In Virginia, Ed Gillespie’s flirtation with Trumpian cultural issues endeared him to voters in what pollster Kristen Soltis Anderson calls “Trump-land,” but it did nothing for him elsewhere. “Trump won 44.4 percent of votes in Virginia in 2016,” she writes. “At press time, Ed Gillespie had won 45 percent of the vote in 2017.” A Trump-like campaign wins Trump-like numbers. Without Hillary Clinton on the ballot, though, that’s a losing proposition. Republicans who might be tempted to run away from the president will find, though, that their core constituents are not so forgiving of a GOP that abandons Trump. With the possible exception of Mike Pence, Trump is the most popular Republican among Republicans, and it’s not even close. Republican incumbents have races to win, too, and the insurgent wing has already demonstrated that it can knock off flawed establishmentarian candidates.

The weight of history and the eyes of the donor class are on the congressional GOP. They have an increasingly narrow window to secure at least one legislative achievement; tax code reform is the most likely. Unfortunately for the GOP, the proposal already has the disadvantage of being linked to the party’s unpopular president. According to a recent NBC News/Wall Street Journal survey, “President Trump’s tax plan” is already 10 points underwater. Nearly 4 in 10 voters have no opinion on the matter, but they soon will and only after the unpopular president has devoted himself to selling the public on the proposal.

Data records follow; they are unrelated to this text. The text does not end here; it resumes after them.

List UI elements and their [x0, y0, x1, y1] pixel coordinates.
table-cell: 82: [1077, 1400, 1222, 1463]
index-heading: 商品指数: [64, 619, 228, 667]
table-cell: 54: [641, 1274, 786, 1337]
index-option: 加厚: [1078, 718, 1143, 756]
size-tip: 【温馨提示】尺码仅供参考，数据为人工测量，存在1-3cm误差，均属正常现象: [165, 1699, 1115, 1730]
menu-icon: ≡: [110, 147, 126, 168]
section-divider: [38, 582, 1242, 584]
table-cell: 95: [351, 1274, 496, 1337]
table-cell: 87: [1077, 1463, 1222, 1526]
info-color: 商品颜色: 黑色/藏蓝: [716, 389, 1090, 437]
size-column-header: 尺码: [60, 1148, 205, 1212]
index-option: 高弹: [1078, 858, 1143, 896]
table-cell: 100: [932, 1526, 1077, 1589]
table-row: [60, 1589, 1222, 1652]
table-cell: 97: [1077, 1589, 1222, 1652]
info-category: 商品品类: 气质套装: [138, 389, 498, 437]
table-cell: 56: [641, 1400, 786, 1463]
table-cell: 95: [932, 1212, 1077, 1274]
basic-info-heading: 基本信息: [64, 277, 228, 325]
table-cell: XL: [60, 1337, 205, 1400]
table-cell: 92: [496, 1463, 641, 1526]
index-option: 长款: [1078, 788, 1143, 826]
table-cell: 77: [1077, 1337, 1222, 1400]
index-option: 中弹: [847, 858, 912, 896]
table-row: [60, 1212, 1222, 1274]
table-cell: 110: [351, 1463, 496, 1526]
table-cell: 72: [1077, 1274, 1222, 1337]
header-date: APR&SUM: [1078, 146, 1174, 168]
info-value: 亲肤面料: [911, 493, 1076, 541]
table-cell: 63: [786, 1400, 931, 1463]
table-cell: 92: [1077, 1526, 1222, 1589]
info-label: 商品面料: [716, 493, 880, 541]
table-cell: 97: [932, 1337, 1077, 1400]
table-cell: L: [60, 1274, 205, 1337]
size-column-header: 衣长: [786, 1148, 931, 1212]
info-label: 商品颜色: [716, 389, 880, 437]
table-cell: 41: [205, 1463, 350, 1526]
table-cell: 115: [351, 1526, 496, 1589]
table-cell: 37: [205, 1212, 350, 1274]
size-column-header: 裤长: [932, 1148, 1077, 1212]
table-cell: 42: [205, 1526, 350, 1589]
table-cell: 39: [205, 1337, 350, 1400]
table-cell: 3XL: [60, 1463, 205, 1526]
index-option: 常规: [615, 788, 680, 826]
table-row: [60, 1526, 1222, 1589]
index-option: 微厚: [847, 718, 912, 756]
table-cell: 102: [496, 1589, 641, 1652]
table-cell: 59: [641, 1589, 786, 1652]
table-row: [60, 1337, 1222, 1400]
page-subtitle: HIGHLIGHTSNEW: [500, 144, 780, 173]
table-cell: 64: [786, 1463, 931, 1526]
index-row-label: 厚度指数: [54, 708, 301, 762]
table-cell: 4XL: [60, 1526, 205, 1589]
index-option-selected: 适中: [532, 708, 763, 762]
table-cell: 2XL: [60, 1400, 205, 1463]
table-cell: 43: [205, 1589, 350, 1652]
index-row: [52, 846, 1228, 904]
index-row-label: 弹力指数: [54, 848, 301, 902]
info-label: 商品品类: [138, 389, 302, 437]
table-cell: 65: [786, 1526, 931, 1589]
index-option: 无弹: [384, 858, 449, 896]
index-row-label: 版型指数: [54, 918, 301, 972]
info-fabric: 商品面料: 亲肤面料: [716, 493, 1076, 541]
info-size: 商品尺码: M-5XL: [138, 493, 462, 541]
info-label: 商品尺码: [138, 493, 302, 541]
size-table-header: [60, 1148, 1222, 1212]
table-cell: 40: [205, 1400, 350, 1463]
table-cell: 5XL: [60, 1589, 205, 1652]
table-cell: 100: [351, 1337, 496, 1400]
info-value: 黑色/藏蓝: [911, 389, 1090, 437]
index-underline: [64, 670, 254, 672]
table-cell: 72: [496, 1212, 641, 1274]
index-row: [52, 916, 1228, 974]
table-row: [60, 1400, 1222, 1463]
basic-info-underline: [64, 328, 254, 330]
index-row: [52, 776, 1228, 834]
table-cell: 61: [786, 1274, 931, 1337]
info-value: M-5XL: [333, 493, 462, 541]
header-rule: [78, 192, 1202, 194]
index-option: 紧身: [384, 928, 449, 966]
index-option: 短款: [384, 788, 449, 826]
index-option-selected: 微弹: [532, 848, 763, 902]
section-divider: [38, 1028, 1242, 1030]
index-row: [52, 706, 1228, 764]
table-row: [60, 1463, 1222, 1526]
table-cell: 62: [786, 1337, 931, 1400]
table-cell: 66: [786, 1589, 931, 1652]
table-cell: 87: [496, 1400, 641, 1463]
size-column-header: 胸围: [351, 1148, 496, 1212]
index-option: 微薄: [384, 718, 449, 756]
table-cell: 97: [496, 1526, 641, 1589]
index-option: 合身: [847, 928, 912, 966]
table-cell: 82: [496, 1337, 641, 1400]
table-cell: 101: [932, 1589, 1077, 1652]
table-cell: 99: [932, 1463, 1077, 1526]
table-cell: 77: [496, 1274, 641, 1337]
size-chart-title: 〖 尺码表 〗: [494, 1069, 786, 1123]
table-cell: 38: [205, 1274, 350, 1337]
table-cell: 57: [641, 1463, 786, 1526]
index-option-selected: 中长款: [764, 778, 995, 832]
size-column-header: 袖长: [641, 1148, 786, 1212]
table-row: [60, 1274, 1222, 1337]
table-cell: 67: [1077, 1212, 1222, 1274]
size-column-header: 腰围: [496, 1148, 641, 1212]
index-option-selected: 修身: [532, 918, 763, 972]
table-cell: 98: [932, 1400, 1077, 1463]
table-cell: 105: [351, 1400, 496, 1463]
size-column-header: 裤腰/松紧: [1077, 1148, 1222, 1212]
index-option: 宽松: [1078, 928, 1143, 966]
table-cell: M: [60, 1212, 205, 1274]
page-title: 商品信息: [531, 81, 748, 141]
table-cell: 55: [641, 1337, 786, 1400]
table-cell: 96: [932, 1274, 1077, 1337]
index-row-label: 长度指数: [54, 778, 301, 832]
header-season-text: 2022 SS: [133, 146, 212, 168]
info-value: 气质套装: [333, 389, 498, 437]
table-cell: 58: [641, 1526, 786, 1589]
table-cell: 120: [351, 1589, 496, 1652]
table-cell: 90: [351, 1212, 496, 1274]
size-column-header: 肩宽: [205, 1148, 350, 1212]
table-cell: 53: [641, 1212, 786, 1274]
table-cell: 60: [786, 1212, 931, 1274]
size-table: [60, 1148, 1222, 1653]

Ominously for the GOP, the unpopularity of this plan and the failed effort to repeal and replace the Affordable Care Act mirror similarly unpopular reform proposals. George W. Bush’s social security privatization push in 2005, Obamacare, and the Stimulus all helped to catalyze an opposition wave in the impending midterms. If Republicans are hoping that strong GDP and job growth will save them, those factors did not deter voters from registering their satisfaction with the GOP on Tuesday.

So what is the GOP to do? It’s members cannot abandon Trump for fear of alienating the base. They cannot mimic Trump without mobilizing an overwhelming coalition of Democrats. They cannot simply pass nothing without sacrificing their duty both to posterity and to their core constituents, but they can’t pass what they want to pass without fueling a backlash. Events may still intervene on the GOP’s behalf, but the party’s present trajectory should distress Republican partisans.

This is not a particularly satisfying prescription for Republicans, but the bill for 2016 had to come due at some point. And that may be galvanizing. If the wave is inevitable, Republicans in Congress will have to make the next 14 months count for all they’re worth.